I'm going to look like a jackass in the Mexican newspaper tomorrow.
I hope he didn't notice that my shirt was inside out when I told him I didn't have sex with the guy. Kind of a dead giveaway.
Okay the common myth about putting tampons in you nostrils for a nose bleed is busted. It just starts coming out through your throat.
only in a texas roadhouse would someone whistle while I was breastfeeding.

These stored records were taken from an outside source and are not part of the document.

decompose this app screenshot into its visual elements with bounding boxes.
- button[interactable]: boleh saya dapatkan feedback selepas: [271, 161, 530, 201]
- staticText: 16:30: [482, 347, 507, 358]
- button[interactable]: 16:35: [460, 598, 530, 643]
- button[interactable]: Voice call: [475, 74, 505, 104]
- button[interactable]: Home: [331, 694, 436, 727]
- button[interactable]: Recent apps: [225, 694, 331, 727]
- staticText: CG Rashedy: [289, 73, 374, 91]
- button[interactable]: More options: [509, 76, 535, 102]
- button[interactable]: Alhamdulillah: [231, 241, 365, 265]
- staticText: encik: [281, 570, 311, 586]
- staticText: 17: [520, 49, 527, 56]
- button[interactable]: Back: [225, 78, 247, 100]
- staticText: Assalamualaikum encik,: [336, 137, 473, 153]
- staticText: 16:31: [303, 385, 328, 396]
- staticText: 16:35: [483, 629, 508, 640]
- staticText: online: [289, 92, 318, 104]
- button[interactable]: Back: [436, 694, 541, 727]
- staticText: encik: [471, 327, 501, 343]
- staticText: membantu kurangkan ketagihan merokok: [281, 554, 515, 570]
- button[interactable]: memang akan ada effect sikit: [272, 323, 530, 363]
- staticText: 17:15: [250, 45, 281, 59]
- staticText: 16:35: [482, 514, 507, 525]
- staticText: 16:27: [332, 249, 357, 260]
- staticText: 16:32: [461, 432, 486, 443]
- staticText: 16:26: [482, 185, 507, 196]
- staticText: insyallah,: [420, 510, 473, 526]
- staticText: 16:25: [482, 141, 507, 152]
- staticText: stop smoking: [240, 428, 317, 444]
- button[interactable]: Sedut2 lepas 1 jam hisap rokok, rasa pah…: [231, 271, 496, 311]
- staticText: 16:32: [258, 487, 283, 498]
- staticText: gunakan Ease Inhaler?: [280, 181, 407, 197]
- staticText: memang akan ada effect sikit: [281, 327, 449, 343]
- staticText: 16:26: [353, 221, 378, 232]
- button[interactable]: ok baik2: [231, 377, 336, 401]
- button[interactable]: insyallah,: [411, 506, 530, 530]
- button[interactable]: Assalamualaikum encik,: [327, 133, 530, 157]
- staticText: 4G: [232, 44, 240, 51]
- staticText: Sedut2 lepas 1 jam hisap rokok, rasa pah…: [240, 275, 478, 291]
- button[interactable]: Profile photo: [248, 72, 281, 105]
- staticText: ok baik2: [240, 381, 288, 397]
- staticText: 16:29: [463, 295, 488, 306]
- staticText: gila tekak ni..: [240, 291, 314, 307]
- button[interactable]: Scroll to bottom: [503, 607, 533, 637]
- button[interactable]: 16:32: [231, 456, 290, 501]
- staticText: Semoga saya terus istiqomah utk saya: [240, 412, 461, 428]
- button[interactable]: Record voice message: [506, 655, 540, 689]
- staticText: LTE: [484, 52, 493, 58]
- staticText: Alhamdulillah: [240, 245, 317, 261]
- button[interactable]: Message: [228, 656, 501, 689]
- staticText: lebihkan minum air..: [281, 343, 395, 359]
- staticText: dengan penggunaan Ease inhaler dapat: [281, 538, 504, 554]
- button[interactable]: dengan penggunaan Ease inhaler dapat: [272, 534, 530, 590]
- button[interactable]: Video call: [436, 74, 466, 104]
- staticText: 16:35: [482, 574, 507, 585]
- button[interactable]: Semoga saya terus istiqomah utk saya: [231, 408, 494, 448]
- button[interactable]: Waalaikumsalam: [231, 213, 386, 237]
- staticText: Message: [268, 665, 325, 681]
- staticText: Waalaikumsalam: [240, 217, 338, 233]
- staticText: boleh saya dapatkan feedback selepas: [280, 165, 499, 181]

I know. He gave me a hug and i was like jesus i can just feel the std through your sweatshirt
Our house almost burnt down last night. I woke up at 4:10am to the smoke alarm going off bc the bean bag chair was on fire so i extinguished it and smoked a bowl at 4:20 to celebrate my fire extinguishing abilities
as soon as I stop standing here with one leg up on my bathroom counter admiring my balls, I'm going to go tan. and then you may come over.
That point of drunk where you're in a bar bathroom and you're like "F*ck you bra! I'm not taking your sh*t anymore! and you take it off and throw it in a trashcan.
How much did you drink?
Enough to be hungover and still think roller coasters were a good idea
It was like in the Christmas carol when the guy pulls his robe back and 2 small children appear... except this time it was a massive scrotum
Snaps to my Ella Fitzgerald station for such a jazzy walk of shame
We've been staking out a taco bell for 2 hours trying to find last night's one night stand
i think i passed out for a few seconds while we were having sex but he didnt notice...
People don't believe me when I say the bruises are from work. They just smile and say "right." Trust me, I WISH my sex life was that exciting.